An environmentally benign approach towards synthesis of a non-noble metal and/or metal oxide doped incorporated in nitrogen containing carbon matrix (Cu-Fe2O3/NC) is premeditated in this study. In-situ incorporation of Cu, Fe2O3 as well as nitrogen into the carbon matrix using a single gel precursor simplified the synthetic route and divulged bifunctional activity assisting chlorine evolution at anode and oxygen reduction reaction at cathodic counterpart during HCl electrolysis. As a result of synergy between Cu and Fe2O3 in N- doped carbon matrix, enhanced activity and stability is stimulated. Catalyst optimization was executed by varying the weight percentage of metal reactants added during precursor synthesis (2, 5 and 10 wt. %), which rendered different composition of Cu, Fe2O3 and N in the composite with flake-like morphology at same thermal treatment conditions.
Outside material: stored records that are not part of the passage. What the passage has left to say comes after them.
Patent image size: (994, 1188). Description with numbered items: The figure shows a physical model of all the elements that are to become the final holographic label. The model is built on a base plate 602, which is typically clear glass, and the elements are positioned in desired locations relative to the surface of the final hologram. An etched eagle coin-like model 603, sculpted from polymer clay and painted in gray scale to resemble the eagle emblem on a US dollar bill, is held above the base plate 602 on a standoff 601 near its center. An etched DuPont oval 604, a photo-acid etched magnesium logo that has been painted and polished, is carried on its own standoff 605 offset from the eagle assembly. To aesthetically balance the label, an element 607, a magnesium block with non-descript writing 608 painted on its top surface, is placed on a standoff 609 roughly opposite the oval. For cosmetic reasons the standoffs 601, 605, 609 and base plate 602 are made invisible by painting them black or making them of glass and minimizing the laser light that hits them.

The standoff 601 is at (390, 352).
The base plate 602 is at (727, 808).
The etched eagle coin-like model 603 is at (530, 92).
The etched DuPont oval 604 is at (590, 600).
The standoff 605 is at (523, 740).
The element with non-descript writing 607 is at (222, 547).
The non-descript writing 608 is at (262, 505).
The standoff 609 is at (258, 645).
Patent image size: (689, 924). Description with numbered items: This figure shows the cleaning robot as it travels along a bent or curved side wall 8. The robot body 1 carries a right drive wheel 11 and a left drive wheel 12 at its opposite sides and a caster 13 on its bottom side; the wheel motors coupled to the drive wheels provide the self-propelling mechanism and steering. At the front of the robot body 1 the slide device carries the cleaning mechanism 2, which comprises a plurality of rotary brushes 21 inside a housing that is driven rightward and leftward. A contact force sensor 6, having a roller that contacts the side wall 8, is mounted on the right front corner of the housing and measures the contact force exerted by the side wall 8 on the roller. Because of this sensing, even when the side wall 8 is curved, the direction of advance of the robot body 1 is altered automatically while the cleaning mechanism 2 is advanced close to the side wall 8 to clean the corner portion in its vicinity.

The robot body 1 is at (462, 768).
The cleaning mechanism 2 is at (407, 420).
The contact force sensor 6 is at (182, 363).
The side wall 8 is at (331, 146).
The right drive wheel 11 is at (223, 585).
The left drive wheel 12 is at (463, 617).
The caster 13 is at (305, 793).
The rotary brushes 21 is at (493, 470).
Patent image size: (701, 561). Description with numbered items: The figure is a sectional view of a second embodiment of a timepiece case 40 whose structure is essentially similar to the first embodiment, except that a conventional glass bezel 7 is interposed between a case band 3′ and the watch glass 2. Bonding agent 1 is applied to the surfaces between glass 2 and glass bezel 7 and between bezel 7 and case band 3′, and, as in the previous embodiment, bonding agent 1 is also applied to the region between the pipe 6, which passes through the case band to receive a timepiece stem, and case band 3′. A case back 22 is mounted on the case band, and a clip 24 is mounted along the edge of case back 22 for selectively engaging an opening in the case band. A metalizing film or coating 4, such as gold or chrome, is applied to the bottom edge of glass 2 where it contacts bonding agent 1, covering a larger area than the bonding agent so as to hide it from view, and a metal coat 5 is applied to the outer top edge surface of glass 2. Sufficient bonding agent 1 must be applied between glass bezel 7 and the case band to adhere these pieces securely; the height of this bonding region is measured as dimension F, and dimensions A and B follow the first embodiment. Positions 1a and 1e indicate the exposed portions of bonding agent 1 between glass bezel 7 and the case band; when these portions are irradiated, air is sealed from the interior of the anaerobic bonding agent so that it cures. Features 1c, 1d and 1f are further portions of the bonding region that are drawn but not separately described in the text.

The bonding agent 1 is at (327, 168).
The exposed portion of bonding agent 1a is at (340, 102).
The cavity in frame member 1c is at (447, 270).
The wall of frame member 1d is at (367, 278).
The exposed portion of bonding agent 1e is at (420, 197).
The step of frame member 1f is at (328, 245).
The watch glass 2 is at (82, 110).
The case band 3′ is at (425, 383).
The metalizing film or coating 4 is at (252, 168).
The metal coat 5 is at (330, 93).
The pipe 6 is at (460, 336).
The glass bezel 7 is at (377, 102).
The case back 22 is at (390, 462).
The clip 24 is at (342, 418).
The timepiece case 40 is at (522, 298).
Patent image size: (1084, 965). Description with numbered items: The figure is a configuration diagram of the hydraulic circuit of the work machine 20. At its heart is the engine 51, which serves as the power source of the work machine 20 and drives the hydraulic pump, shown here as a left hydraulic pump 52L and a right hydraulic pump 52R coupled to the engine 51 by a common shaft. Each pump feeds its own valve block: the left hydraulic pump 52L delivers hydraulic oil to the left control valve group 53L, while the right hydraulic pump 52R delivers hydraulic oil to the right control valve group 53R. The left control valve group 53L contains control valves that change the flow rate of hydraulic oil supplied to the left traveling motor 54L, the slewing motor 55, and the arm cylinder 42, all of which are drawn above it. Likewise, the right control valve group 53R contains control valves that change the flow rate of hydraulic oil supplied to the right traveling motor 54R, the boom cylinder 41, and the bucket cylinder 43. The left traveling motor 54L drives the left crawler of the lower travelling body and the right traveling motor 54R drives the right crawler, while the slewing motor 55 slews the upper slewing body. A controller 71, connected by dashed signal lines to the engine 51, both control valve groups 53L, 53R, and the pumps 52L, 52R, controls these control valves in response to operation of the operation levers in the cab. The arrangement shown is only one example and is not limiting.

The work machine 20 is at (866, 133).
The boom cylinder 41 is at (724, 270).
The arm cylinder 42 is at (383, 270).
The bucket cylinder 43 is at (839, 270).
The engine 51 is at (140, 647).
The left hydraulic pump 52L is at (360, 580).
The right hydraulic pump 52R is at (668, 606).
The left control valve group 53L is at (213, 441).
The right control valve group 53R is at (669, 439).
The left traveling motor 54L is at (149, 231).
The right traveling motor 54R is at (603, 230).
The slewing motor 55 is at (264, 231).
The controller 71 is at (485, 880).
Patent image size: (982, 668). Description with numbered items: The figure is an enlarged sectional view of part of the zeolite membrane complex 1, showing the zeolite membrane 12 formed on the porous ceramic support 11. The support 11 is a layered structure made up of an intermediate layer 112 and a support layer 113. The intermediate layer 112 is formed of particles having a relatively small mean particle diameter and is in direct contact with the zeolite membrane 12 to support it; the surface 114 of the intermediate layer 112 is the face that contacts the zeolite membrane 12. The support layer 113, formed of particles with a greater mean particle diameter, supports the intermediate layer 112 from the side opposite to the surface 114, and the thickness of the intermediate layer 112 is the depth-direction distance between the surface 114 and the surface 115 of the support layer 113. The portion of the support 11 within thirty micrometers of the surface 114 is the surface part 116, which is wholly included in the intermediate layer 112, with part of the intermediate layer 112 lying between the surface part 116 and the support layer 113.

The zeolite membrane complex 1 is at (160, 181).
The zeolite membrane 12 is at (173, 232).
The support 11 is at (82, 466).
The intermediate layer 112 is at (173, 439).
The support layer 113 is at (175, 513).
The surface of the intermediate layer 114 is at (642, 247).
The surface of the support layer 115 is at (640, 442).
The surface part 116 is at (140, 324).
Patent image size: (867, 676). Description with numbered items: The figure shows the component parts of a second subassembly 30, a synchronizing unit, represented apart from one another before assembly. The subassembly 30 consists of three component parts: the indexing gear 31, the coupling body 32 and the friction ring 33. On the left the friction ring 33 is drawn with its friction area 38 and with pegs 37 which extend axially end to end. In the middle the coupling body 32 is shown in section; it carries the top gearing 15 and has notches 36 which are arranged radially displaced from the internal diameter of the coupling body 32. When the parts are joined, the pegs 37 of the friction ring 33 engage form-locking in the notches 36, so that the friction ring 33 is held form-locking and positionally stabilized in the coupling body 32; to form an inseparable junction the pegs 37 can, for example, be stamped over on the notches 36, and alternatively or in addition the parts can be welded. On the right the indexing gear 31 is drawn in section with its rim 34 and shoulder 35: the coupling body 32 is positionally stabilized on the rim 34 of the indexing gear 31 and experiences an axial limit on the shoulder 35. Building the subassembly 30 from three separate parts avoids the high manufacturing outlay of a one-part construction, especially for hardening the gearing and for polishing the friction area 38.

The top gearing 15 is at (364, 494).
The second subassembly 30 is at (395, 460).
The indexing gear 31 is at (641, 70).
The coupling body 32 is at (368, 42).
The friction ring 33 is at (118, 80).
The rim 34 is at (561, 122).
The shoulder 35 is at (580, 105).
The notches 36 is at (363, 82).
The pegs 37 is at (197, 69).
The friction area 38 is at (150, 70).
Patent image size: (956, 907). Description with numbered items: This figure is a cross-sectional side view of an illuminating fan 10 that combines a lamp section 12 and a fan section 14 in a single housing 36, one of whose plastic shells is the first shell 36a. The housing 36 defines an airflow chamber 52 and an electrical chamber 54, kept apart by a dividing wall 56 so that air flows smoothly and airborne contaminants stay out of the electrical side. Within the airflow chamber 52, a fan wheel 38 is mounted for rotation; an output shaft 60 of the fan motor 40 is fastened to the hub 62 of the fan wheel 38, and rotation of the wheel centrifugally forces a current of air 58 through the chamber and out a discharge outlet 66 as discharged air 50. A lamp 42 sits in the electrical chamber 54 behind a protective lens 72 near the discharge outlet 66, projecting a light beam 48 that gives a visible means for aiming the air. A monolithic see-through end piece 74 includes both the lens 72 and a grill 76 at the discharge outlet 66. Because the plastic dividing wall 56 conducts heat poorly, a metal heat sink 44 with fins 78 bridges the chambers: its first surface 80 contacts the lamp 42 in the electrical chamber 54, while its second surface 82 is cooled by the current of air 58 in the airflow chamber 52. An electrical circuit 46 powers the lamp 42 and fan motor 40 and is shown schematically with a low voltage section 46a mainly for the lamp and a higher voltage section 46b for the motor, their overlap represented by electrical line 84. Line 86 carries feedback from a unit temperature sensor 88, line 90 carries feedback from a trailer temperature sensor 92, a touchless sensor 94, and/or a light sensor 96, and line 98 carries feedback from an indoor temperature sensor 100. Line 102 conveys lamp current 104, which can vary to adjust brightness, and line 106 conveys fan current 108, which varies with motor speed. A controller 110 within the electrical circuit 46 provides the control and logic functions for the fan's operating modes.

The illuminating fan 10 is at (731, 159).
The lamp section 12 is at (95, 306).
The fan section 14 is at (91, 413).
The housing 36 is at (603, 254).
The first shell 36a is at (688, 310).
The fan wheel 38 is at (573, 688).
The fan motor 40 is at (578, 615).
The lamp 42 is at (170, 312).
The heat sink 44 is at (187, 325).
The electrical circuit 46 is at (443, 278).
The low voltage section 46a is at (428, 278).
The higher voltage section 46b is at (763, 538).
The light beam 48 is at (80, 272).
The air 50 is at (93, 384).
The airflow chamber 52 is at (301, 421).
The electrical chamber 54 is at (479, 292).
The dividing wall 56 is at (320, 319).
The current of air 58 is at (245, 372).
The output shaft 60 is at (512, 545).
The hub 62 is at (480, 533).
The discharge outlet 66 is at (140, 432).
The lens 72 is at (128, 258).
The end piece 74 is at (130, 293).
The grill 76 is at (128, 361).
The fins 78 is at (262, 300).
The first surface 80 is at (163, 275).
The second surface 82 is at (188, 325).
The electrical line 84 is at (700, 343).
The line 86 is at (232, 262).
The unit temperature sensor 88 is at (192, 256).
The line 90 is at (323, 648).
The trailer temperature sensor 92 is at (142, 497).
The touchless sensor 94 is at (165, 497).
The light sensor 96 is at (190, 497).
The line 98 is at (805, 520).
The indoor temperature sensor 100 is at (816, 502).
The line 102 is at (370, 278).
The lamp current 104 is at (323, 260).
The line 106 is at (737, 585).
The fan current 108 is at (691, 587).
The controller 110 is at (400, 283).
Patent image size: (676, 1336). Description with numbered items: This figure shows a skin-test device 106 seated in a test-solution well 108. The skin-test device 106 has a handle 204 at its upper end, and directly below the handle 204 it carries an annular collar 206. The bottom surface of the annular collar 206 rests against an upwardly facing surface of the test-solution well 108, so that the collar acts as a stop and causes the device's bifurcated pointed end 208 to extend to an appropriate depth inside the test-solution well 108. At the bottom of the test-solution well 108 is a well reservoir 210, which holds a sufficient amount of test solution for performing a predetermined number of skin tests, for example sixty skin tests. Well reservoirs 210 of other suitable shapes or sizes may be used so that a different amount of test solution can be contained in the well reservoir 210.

Electrochemical studies were performed in 0.4 M HCl analogous to industrial waste HCl, to investigate the bifunctional activity of catalyst where Cu-Fe2O3 (5 %)/NC came out to be the most active and exhibited long term stability for 24 hours at onset potential of chlorine evolution. It offered a higher current density of 92.1 mA cm(-2) at 1.7 V vs. RHE during chlorine evolution and comparable activity to that of benchmark noble metal based catalyst along with more positive onset potential and high diffusion limiting current density of 0.78 V vs. RHE and 6 mA cm(-2) during oxygen reduction respectively.